In spite of her bravado, Dorothy felt a lump in her throat. If Bill were missing, too, and she could not find him....
The pasture sloped gently upward over a hill, perhaps a quarter of a mile away. And on the horizon above the hilltop, the Castle reared its pointed turrets skyward. For a little while she watched the huge, grey pile of stone, whose narrow leaded windows reflecting the late afternoon sun, winked at her with many mocking eyes. What a dreary-looking place it was, she thought. Ugly and forbidding, it was entirely out of place in this New England countryside. The Castle seemed utterly deserted. It probably was. At least the path ended at the gully; there was no sign of it across the meadow.
Where was the bearded aviator—and above all, where was Bill?
“Bill distinctly said he would not snoop around the Castle,” she thought. “I wonder if he really came this far?”
So eager had she been to reach the edge of the wood that she had paid very little attention to the ground she was covering. As this new thought struck her, she turned and gazed back over the way she had come. There were her own footprints clearly defined in the damp earth—but there was no sign that either Bill or the smuggler had passed that way.
Back along the path she trudged, walking slowly this time.
“I’m a pretty poor woodsman,” she told herself. “They must have turned off somewhere.”

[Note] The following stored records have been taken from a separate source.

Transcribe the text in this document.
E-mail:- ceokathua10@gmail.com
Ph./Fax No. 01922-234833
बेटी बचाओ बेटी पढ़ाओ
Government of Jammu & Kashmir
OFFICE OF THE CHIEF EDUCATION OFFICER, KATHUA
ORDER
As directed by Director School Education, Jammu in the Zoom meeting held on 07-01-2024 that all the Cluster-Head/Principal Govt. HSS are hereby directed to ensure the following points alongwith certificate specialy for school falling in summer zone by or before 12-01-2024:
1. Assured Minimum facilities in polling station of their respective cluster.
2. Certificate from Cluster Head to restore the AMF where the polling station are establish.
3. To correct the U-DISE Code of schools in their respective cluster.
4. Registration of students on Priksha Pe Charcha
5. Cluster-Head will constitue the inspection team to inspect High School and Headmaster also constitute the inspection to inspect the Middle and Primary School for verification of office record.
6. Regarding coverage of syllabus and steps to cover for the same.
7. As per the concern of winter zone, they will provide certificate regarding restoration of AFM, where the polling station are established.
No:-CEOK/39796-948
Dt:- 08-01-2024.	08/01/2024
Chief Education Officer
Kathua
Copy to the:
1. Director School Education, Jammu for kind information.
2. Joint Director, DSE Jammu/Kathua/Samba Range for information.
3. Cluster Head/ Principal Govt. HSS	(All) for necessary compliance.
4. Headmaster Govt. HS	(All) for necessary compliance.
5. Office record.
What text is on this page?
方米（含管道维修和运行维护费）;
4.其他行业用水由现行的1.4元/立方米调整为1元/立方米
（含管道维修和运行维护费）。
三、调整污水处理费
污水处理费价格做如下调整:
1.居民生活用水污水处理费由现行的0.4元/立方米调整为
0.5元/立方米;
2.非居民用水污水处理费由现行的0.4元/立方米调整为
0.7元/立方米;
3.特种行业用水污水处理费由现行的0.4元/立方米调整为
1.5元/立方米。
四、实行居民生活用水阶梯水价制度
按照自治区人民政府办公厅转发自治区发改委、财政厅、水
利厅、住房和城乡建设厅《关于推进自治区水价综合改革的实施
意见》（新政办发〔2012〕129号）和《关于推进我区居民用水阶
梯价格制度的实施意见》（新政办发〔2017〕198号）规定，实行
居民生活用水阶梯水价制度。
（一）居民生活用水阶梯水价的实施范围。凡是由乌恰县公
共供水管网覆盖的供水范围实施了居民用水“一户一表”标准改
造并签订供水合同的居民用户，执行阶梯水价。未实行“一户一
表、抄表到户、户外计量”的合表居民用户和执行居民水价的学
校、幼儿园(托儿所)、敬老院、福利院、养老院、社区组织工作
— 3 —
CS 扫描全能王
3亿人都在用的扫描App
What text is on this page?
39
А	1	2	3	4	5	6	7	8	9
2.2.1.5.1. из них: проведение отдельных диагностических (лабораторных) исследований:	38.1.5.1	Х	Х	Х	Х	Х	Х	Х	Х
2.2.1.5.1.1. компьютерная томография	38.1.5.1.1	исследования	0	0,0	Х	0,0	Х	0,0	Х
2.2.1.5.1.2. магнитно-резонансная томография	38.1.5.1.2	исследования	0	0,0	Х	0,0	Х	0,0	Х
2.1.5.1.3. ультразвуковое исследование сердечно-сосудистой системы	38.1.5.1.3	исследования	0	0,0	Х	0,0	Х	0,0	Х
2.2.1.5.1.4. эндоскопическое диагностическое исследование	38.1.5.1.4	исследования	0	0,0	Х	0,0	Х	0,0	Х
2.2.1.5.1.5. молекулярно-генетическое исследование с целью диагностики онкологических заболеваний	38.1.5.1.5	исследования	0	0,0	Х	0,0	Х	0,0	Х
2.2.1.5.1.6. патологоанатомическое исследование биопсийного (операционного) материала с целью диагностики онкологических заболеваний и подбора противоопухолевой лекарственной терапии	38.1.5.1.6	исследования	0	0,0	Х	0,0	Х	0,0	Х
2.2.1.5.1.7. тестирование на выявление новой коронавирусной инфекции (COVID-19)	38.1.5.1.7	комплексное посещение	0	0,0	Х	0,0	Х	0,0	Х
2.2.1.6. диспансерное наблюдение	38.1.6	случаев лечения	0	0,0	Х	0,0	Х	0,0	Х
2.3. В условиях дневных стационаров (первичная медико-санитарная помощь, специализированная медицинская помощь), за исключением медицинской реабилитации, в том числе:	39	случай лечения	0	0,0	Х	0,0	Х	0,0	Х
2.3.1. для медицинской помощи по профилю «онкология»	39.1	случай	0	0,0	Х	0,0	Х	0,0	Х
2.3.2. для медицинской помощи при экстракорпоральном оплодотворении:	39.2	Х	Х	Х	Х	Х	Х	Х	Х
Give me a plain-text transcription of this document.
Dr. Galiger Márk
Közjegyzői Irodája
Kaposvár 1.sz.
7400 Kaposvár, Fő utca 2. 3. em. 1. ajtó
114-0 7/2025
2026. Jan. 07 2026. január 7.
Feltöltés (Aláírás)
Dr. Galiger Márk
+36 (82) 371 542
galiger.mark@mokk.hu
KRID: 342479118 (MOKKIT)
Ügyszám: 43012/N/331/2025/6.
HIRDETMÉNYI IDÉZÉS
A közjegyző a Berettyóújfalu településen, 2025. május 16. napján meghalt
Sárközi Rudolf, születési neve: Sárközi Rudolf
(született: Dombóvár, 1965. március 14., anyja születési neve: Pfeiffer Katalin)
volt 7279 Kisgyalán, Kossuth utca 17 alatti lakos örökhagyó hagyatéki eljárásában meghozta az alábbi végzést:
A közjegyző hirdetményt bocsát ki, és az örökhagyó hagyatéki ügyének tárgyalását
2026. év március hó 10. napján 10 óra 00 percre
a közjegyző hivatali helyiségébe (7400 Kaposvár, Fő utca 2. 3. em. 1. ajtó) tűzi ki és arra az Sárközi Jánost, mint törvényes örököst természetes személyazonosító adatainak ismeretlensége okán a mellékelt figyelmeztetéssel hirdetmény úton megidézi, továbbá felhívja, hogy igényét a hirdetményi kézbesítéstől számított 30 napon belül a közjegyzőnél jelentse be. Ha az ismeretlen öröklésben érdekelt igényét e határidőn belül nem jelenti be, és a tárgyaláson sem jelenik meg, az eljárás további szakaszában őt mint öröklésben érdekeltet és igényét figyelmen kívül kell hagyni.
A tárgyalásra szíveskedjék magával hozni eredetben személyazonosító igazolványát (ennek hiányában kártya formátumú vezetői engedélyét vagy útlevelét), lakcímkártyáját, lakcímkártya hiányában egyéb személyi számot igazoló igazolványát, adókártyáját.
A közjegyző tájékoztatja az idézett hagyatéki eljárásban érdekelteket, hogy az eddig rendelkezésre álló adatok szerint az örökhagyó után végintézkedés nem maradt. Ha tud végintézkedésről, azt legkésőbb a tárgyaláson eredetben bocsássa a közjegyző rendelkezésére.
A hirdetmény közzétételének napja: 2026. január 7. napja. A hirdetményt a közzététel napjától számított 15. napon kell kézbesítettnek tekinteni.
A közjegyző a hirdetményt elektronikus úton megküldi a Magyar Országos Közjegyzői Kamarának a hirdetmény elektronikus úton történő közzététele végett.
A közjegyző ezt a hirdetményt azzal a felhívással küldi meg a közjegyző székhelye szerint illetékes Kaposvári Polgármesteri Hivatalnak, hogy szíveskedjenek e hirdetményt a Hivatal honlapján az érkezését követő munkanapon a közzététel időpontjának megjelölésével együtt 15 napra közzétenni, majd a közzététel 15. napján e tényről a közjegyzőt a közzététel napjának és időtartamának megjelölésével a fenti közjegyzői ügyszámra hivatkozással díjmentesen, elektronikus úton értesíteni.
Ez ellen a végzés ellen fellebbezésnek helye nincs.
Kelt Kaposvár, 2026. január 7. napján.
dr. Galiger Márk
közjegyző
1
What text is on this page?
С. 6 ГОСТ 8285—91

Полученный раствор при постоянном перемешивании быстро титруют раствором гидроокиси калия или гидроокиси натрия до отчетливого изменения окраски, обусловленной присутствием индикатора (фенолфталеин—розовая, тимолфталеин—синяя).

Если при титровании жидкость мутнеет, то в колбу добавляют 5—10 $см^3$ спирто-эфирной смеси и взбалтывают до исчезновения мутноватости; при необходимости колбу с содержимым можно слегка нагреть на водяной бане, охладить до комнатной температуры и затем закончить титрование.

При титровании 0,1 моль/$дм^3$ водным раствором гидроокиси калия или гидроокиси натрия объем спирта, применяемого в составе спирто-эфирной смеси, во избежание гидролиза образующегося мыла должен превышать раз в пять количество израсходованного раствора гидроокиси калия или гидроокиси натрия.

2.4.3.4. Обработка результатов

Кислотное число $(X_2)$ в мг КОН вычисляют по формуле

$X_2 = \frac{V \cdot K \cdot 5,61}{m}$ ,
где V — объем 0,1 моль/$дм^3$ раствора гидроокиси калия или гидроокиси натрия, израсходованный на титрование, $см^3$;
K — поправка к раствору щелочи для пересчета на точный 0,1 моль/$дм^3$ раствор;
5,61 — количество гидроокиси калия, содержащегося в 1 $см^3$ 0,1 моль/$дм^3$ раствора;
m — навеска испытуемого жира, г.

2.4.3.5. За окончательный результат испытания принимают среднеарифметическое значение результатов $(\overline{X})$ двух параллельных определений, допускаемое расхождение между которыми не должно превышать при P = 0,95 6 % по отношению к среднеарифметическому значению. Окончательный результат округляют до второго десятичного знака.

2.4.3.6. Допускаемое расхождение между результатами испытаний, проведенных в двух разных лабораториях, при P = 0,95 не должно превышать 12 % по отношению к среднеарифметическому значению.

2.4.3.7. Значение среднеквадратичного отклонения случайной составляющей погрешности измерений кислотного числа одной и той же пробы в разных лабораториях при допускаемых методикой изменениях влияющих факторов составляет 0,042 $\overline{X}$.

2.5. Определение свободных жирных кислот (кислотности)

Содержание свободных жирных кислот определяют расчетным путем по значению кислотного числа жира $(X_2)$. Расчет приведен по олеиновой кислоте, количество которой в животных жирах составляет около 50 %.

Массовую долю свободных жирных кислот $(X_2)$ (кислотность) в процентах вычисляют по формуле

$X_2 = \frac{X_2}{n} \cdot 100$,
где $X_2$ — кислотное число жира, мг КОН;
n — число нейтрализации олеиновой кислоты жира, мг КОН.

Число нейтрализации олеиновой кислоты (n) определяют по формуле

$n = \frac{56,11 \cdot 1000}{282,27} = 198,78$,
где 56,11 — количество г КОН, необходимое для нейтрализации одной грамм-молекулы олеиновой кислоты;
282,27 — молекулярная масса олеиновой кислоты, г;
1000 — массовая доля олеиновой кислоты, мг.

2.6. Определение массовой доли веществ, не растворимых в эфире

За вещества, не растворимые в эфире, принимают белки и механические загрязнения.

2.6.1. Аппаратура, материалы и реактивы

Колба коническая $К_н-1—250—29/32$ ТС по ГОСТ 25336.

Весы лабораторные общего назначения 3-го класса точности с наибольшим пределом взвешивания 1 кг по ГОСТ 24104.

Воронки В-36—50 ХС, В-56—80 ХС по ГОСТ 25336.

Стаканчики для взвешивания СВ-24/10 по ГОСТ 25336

Her eyes searched the soft earth of the narrow trail and the thick bushes through which it wandered. But it was not until she had gone half way back to the stone wall that she discovered traces of footprints. And where the prints left the path, a ragged remnant of a handkerchief swung from a twig near the ground.
“There!” she pounced upon it joyfully. “How could I have been so stupid as to miss it—I might have known!”
The initials, “W. B.” embroidered in one corner of the dirty fragment of linen banished any doubt she may have had as to its ownership. Leaving it tied to the bush, she struck into the wood.